Em outro trecho, Trump defendeu a expulsão de “recém-chegados” ao país.
“Nós resolvemos e juramos, para que todos ouçam, que os cidadãos dos Estados Unidos da América derrotarão rapidamente o comunismo… Nós os mandaremos embora rapidamente e continuaremos a construir nosso país maior e melhor, mais forte do que nunca. A América nunca será um país comunista!”, declarou.
Logo depois, ele conectou o discurso ideológico à disputa eleitoral.
“Só podemos perder as eleições de meio de mandato se permitirmos que nós mesmos as percamos”, afirmou.
Na semana anterior, Trump já havia chamado as vitórias de candidatos progressistas de “a maior ameaça ao nosso país desde sua fundação”.
Embora Trump tente se apresentar como defensor da grandeza norte-americana, o discurso no Monte Rushmore expôs o contrário: uma liderança acuada por mudanças internas e externas.

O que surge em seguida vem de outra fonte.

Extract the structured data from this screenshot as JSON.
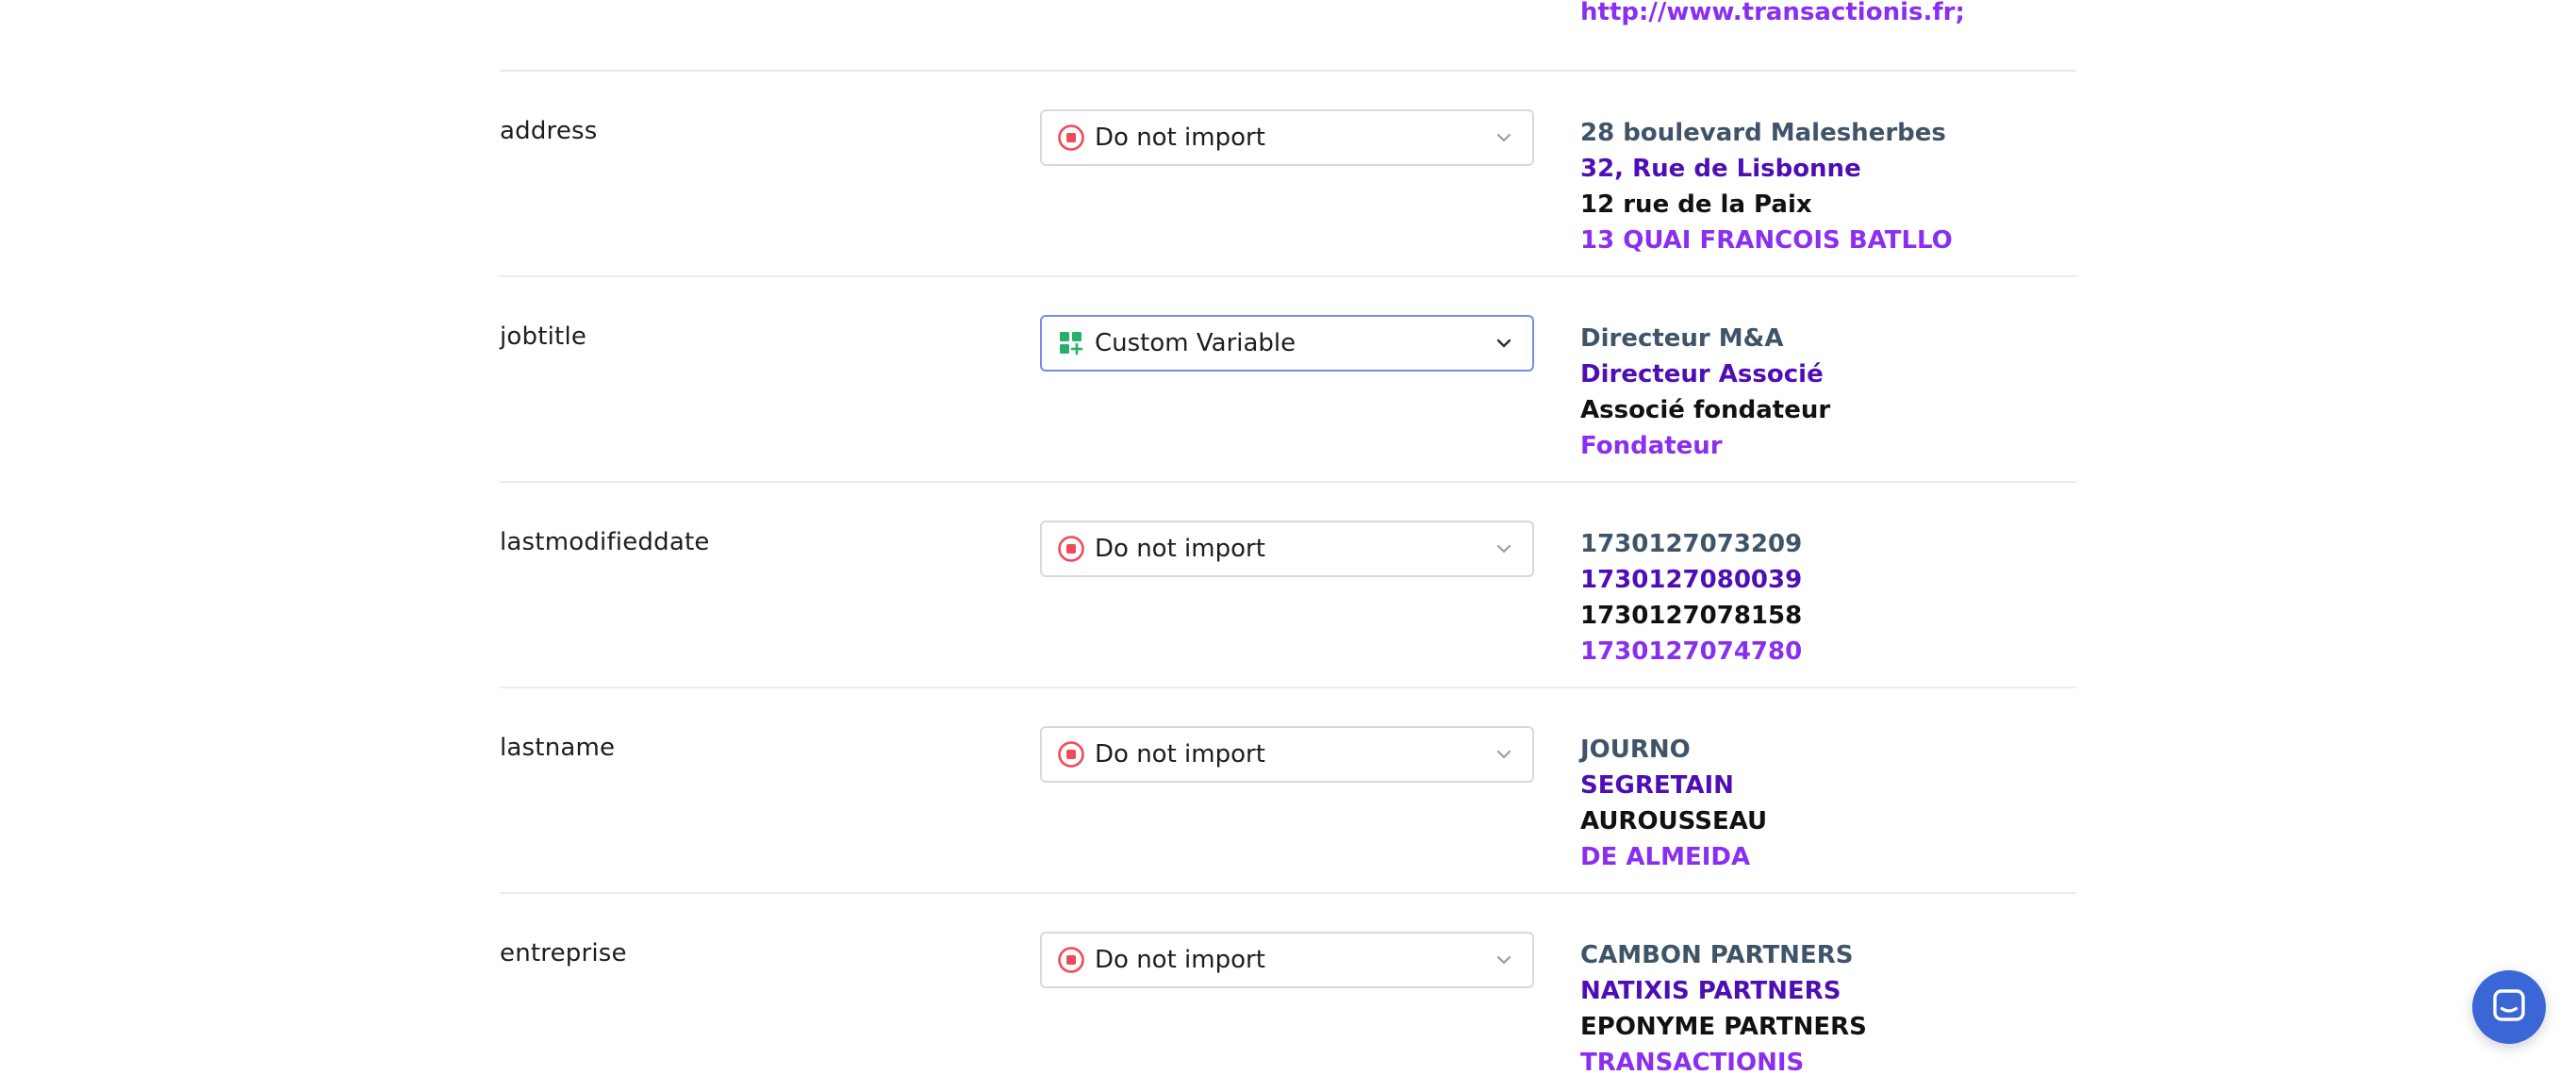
{
  "rows": [
    {
      "field": "",
      "selection": "",
      "icon": "",
      "samples": [
        "http://www.transactionis.fr;"
      ]
    },
    {
      "field": "address",
      "selection": "Do not import",
      "icon": "stop-circle-icon",
      "samples": [
        "28 boulevard Malesherbes",
        "32, Rue de Lisbonne",
        "12 rue de la Paix",
        "13 QUAI FRANCOIS BATLLO"
      ]
    },
    {
      "field": "jobtitle",
      "selection": "Custom Variable",
      "icon": "custom-variable-icon",
      "samples": [
        "Directeur M&A",
        "Directeur Associé",
        "Associé fondateur",
        "Fondateur"
      ]
    },
    {
      "field": "lastmodifieddate",
      "selection": "Do not import",
      "icon": "stop-circle-icon",
      "samples": [
        "1730127073209",
        "1730127080039",
        "1730127078158",
        "1730127074780"
      ]
    },
    {
      "field": "lastname",
      "selection": "Do not import",
      "icon": "stop-circle-icon",
      "samples": [
        "JOURNO",
        "SEGRETAIN",
        "AUROUSSEAU",
        "DE ALMEIDA"
      ]
    },
    {
      "field": "entreprise",
      "selection": "Do not import",
      "icon": "stop-circle-icon",
      "samples": [
        "CAMBON PARTNERS",
        "NATIXIS PARTNERS",
        "EPONYME PARTNERS",
        "TRANSACTIONIS"
      ]
    }
  ],
  "colors": {
    "sample_colors": [
      "#3f5468",
      "#4d0fb5",
      "#111111",
      "#8a2ef0"
    ],
    "stop_icon": "#f04a5a",
    "custom_variable_icon": "#27b06a",
    "active_border": "#7b8ce8",
    "chat_launcher": "#3b66d6"
  },
  "chat_launcher": {
    "icon": "chat-icon"
  }
}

A insistência em falar em “comunismo”, em atacar imigrantes e em transformar adversários eleitorais em inimigos da pátria revela a dificuldade de lidar com um mundo multipolar, no qual a China se consolidou como potência econômica, tecnológica e geopolítica capaz de desafiar a primazia dos Estados Unidos.
A celebração dos 250 anos da independência norte-americana ocorreu em ambiente de forte polarização política, inflação persistente, alta nos preços da gasolina e impactos da guerra entre Estados Unidos-Israel e Irã sobre o debate interno.
No sábado, Trump tinha previsão de discursar novamente no National Mall, em Washington, antes de uma grande queima de fogos, enquanto uma onda de calor afetava celebrações do 4 de Julho em várias regiões do país.